Covenant News

Professor Adebayo Tasks Participants on Mastering Next-Generation Sequencing Method at Cancer Genomics Training Workshop

The Vice-Chancellor, Covenant University, Professor Abiodun H. Adebayo, has urged facilitators at at a five-day training workshop on cancer genomics to help equip participants with relevant skills on the next-generation sequencing methods.

The 1st African Translational Cancer Genomics Training Workshop, holding from May 24-28, 2021, at the auditorium of the Covenant University Centre for Research, Innovation and Discovery (CUCRID), was being organised by the Covenant Applied Informatics and Communication Africa Centre of Excellence (CApIC-ACE) in conjunction with other stakeholders in cancer genomics research, notably the National Cancer Institute (NCI) and the University of Southern California (USC).

While making his remarks at the opening ceremony of the workshop held on Monday, May 24, 2021, Professor Adebayo stated that between 30 and 50% of cancers could currently be prevented by avoiding risk factors and implementing existing evidence-based prevention strategies.

According to him, the field of cancer genomics had been advancing rapidly, opening up a wealth of possibilities for translational applications, while growing knowledge of human genetics was changing the way physicians and researchers approached the diagnosis of cancer risk and treatment of various types of cancer.

“With the accrual of a massive amount of data through the genomic profiling of human cancers, a central challenge remains to systematically determine the functional importance of variants in influencing disease risk, prognosis, or therapeutic potential.

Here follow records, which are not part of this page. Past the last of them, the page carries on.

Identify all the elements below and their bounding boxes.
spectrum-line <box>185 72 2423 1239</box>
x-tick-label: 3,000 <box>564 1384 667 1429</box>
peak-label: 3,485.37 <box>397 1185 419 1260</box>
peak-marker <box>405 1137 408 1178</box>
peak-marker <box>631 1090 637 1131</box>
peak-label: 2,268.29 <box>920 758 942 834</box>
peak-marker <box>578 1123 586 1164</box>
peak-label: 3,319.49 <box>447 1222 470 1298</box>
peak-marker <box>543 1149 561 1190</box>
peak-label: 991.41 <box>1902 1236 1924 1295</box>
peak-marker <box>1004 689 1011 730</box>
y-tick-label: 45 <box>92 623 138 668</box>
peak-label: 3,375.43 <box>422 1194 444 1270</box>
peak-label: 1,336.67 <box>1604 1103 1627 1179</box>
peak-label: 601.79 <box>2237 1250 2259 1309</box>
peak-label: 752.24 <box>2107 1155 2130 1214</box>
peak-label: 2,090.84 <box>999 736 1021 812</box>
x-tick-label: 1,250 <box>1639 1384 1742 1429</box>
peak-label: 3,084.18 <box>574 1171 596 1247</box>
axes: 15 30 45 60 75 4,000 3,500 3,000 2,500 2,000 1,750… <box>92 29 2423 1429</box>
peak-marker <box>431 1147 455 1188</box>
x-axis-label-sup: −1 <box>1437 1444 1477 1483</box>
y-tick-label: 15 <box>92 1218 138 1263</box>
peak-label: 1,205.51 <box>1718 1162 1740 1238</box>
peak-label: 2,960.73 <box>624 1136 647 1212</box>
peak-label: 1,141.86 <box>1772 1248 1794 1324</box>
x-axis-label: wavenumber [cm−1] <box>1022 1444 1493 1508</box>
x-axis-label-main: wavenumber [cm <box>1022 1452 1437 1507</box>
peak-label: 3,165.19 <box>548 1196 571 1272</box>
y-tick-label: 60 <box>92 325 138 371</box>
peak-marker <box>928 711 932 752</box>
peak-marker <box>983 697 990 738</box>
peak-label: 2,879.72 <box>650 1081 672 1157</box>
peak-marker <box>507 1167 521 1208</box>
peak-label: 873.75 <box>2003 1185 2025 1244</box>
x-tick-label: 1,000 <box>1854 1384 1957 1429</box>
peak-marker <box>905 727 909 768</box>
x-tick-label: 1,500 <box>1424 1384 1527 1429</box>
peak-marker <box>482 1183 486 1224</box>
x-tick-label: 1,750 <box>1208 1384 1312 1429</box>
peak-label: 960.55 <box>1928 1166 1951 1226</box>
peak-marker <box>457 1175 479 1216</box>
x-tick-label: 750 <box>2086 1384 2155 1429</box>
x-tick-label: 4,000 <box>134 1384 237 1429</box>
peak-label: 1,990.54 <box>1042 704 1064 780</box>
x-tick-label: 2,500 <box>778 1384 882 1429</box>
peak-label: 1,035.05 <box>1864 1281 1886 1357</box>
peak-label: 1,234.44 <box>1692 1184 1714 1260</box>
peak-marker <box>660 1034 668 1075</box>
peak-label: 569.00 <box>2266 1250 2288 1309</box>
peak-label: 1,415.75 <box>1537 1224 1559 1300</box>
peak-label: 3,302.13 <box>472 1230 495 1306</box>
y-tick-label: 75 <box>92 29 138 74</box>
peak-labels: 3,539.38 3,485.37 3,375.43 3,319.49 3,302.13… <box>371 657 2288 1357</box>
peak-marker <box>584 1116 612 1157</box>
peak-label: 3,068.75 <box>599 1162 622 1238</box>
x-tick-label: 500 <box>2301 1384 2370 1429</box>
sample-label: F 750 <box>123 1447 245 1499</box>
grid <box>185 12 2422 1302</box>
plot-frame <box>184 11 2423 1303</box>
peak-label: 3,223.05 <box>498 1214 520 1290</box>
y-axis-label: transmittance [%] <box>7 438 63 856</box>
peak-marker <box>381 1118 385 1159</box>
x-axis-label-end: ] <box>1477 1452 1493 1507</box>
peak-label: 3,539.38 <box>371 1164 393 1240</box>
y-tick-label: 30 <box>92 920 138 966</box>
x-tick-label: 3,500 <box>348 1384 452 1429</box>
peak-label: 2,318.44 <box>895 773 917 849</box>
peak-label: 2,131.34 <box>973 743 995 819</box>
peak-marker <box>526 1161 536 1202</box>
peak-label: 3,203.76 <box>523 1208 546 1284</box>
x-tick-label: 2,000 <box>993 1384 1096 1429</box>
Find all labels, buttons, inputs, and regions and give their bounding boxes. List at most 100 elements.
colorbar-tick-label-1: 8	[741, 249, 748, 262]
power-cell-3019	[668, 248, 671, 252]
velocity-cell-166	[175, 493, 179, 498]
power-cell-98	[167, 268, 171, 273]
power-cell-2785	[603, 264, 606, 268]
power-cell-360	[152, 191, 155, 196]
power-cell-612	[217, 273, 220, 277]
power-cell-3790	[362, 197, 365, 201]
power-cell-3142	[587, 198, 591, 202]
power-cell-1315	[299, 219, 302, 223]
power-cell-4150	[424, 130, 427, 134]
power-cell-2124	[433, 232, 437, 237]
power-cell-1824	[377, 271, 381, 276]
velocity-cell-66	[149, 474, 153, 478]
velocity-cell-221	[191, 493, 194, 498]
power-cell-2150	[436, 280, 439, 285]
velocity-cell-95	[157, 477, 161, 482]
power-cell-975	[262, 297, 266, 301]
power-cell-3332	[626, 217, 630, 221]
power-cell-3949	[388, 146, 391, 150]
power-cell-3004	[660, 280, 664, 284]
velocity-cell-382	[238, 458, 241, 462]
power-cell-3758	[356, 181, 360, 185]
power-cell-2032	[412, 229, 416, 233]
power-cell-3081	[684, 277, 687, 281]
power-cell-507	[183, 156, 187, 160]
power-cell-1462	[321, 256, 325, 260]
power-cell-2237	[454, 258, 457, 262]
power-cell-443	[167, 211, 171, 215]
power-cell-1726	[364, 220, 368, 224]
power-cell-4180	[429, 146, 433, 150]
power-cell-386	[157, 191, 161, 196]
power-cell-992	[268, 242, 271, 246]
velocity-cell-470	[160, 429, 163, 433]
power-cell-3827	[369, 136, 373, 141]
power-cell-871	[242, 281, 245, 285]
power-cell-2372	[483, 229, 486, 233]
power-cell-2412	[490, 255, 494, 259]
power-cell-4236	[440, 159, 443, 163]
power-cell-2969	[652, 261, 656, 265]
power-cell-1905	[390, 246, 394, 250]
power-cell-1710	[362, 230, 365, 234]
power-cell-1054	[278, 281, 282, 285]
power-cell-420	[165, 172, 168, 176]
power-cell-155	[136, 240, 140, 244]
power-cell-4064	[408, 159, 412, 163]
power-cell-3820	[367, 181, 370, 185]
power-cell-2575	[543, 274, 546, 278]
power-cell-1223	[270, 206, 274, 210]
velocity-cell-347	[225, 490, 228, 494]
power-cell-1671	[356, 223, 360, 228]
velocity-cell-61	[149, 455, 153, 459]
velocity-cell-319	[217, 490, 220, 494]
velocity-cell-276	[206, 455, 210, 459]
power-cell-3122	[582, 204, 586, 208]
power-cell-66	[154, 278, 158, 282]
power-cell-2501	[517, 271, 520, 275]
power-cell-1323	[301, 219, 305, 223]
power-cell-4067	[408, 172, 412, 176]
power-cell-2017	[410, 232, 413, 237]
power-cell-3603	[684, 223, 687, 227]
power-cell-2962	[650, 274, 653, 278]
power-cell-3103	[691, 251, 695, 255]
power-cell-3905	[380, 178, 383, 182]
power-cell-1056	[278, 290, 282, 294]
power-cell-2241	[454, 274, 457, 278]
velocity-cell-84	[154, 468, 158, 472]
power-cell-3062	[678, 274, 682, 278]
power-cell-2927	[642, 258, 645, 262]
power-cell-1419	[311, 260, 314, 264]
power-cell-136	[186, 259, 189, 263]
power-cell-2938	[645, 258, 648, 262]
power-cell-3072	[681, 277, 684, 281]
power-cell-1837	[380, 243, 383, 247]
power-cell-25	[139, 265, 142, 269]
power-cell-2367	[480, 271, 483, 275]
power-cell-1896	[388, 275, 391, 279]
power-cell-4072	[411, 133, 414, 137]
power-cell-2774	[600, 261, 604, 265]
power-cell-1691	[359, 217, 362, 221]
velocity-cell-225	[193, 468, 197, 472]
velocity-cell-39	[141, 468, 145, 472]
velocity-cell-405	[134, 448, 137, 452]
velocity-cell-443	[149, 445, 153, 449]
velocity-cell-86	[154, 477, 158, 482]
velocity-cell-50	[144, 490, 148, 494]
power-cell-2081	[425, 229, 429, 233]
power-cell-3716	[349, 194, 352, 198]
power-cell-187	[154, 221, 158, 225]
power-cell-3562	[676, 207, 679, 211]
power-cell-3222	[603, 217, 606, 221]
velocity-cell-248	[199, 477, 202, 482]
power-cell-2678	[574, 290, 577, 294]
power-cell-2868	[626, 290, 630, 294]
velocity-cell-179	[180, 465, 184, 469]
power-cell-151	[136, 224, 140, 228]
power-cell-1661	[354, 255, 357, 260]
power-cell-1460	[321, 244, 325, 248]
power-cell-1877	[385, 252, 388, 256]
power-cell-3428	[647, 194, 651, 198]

This development has given rise to the need for African cancer clinicians and scientists to master the next-generation sequencing method,” said the Vice-Chancellor.

He emphasized that at the end of the workshop, the facilitators were expected to have equipped participants with relevant skills on the next-generation sequencing methods.

Earlier in his welcome speech, the Director, CUCRID, and Deputy Director (Health Thematic Area) CApIC-ACE, Professor Emeka Iweala, in his welcome remarks, said CApIC-ACE was established based on the urgent need to train a critical mass of African scientists with the necessary bioinformatics, molecular biology, cancer genomics, and information and communication engineering knowledge and skills to drive and sustain impactful research to reduce the burden of breast and prostate cancer and eradicate malaria.

He noted that CApIC-ACE sought to develop new diagnosis and treatment for prostate and breast cancer, advance the development of new treatment and control for malaria, and to evolve a Federated Genomic (FEDGEN) cloud infrastructure towards an informatics-based genomic research in Africa and the development of personalized medicine.

While stating that the workshop was one of the strategies for CApIC-ACEA to achieve her aim on capacity building, Professor Iweala was hopeful that participants would enhance their understanding of basic cancer genomics techniques at the end of the workshop.

The Principal Investigator, Dr Solomon Rotimi, speaking on the overview of the workshop, said that though cancer was caused by many factors, which genetic only representing a minor part, however, when it developed, unlike all other diseases, it was 100% a disease of the genome.

“Any treatment measure that does put tutor genomics into account, is a best intelligent guess work. Hence, the number of survivor is increasing in the USA and Europe. In fact, the new anticancer therapies that are now being approved by FDA are tissue agnostic treatments. Even, response to radiation is influenced by tumor genomics,” he stated.

The principal investigator said that it was against the background of the lack of data and capacity in Africa that the NCI CGH was approached for funding to train resident doctors and clinical trainees in cancer genomics. He added that the resource persons from the USC included Dr John Carpten and Dr Bodour Salhia. There were also Dr Emmanuel Taylor (NCI), Dr Michael Idowu (VCU) and a team from Yemaachi Biotech Limited, Ghana. Participants at the workshop were from all over Nigeria including the Benin Republic, Sierra Leone, Liberia and Cameroon.

Dr Rotimi expressed appreciation to the Covenant University Chancellor, Dr David O. Oyedepo, the University Management, the USC team, and all his colleagues who had worked with him to make the workshop a reality.